Monday, December 17, 2012

The Socialist take-over of today's college campuses



Here’s a question for you. When the Democratic-Socialists of America want to tap writers to fill the pages of the group’s quarterly magazine publication, Democratic Left, where do you think they go?

Answer: The nation’s colleges and universities. And boy-oh-boy. It’s a wellspring out there.

From the Fall 2012 issue of Democratic Left, the self-described “publication of the Democratic Socialists of America,” comes all this:

* An essay entitled, Can the Unions Survive? Can the Left Have a Voice? By Nelson Lichtenstein, whose biography at the end of the article lists him as a history teacher at the University of California, Santa Barbara.

* An article, Triple Jeopardy: Women Lose Public Sector Services, Jobs and Union Rights, by Mimi Abramovitz, a professor of social policy at the Silberman School of Social Work at Hunter College, CUNY.

* A book review on John Nichols’ Uprising: How Wisconsin Renewed the Politics of Protest, from Wisconsin to Wall Street, by Maurice Isserman. Isserman teaches American history at Hamilton College.

* Another book review on Frank Nardacke’s Trampling Out the Vintage: Cesar Chavez and the Two Souls of the United Farm Workers, by Duane Campbell, who is a professor of bilingual and multicultural education at California State University-Sacramento. Campbell’s a favored DSA author; he has another book review published in the Democratic Left’s Spring 2012 edition, as well as an essay opposing education cuts in California in the Spring 2010 edition.

Move to the Summer 2012 edition:

Joseph M. Schwartz, national vice-chair of DSA and political science teacher at Temple University, writes on the 2012 elections: Tragic Dilemmas, Left Possibilities. And Frances Fox Piven and Cornell West – the former, a political science professor at The Graduate Center at City College of New York, and the latter, a professor of African American studies at Princeton and of Christian studies at Union Theological Seminary – publish their remarks from The Left Forum in New York City in March.

The previous edition, Spring 2012, featured Norman Birnbaum, professor emeritus at Georgetown University Law School, writing an article, Asocial Europe, along with two student contributions: Beth Cozzolino wrote on the occupy movement as an activist for Temple University; Phillip Logan wrote on the growing acceptance of socialism among the younger generation as an activist voice for Wright State University in Dayton, Ohio.

In Spring 2010, came a piece from Stephen Shalom, political science professor at William Paterson University in New Jersey, on the death of Howard Zinn – a socialist-minded professor himself, who taught at Spelman College and Boston University. In Summer 2006 was piece from Ralph Lewis, professor of sociology at the University of Chicago, on controlling the direction of America’s immigration policy. And go as far back to Fall 2001, and there’s a piece from Alice Kessler-Harris, professor of history at Columbia University, called Economic Citizenship: The Next Battle?
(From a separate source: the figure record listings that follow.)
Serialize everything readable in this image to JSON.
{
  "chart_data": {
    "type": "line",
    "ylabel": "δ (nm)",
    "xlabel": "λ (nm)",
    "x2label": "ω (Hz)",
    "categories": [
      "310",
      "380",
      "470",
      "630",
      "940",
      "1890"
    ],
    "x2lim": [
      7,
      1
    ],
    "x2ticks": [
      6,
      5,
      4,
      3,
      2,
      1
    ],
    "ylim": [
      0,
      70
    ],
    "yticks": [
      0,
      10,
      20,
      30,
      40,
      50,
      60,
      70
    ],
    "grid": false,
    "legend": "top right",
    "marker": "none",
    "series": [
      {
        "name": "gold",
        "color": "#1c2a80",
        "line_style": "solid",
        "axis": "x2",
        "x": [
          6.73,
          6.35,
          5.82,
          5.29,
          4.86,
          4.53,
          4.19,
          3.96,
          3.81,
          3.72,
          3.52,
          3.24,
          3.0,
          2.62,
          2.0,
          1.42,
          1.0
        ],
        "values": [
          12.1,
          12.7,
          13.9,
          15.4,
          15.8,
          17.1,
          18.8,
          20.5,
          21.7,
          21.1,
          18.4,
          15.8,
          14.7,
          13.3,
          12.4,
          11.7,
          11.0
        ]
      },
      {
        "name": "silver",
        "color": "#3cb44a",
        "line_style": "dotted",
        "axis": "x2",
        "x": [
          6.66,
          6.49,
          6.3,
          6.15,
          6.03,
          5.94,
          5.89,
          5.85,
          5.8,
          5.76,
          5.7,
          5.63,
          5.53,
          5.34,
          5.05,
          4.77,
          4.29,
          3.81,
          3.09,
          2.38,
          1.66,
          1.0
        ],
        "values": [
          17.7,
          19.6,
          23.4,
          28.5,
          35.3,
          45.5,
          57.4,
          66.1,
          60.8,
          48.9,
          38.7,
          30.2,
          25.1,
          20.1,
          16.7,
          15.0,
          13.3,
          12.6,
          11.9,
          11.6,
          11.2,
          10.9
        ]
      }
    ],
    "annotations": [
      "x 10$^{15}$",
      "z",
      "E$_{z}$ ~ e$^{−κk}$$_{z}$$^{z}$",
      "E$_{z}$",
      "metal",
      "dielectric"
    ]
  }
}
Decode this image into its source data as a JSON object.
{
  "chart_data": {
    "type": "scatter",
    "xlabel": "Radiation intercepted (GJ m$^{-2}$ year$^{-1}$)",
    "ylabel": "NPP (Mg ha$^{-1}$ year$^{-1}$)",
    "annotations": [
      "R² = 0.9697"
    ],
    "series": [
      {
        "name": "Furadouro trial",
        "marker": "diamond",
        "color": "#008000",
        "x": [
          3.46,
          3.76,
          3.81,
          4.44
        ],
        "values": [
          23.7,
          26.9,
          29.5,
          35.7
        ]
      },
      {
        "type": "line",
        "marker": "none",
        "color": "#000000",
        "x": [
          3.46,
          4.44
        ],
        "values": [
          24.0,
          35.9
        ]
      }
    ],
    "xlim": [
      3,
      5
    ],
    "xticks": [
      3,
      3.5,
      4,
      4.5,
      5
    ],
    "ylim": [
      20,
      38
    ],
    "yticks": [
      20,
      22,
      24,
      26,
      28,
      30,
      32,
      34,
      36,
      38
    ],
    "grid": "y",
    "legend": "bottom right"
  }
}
That’s all just a quick and random sampling. Doubtless one could go through each edition, as posted online, and uncover even greater socialist injection into America’s higher places of learning. The point is this: You won’t find a free-market argument written by the likes of Ann Coulter or Mark Stein or Cal Thomas within the pages of this magazine. The pages of the Democratic Left are reserved for those writers who only put forth an agenda touted by the Democratic-Socialists – the largest group of admitted Socialist Party true believers in the nation. The fact that the magazine’s written to a great degree by our country’s college professors only gives further evidence to what conservatives have argued for years: Our institutions of higher learning have been usurped by radical leftists with unpatriotic political leanings.

Parents take note. Today’s college experience, along with its promise of opening eyes and expanding minds, may mean something entirely unexpected, unwanted -- even downright dangerous.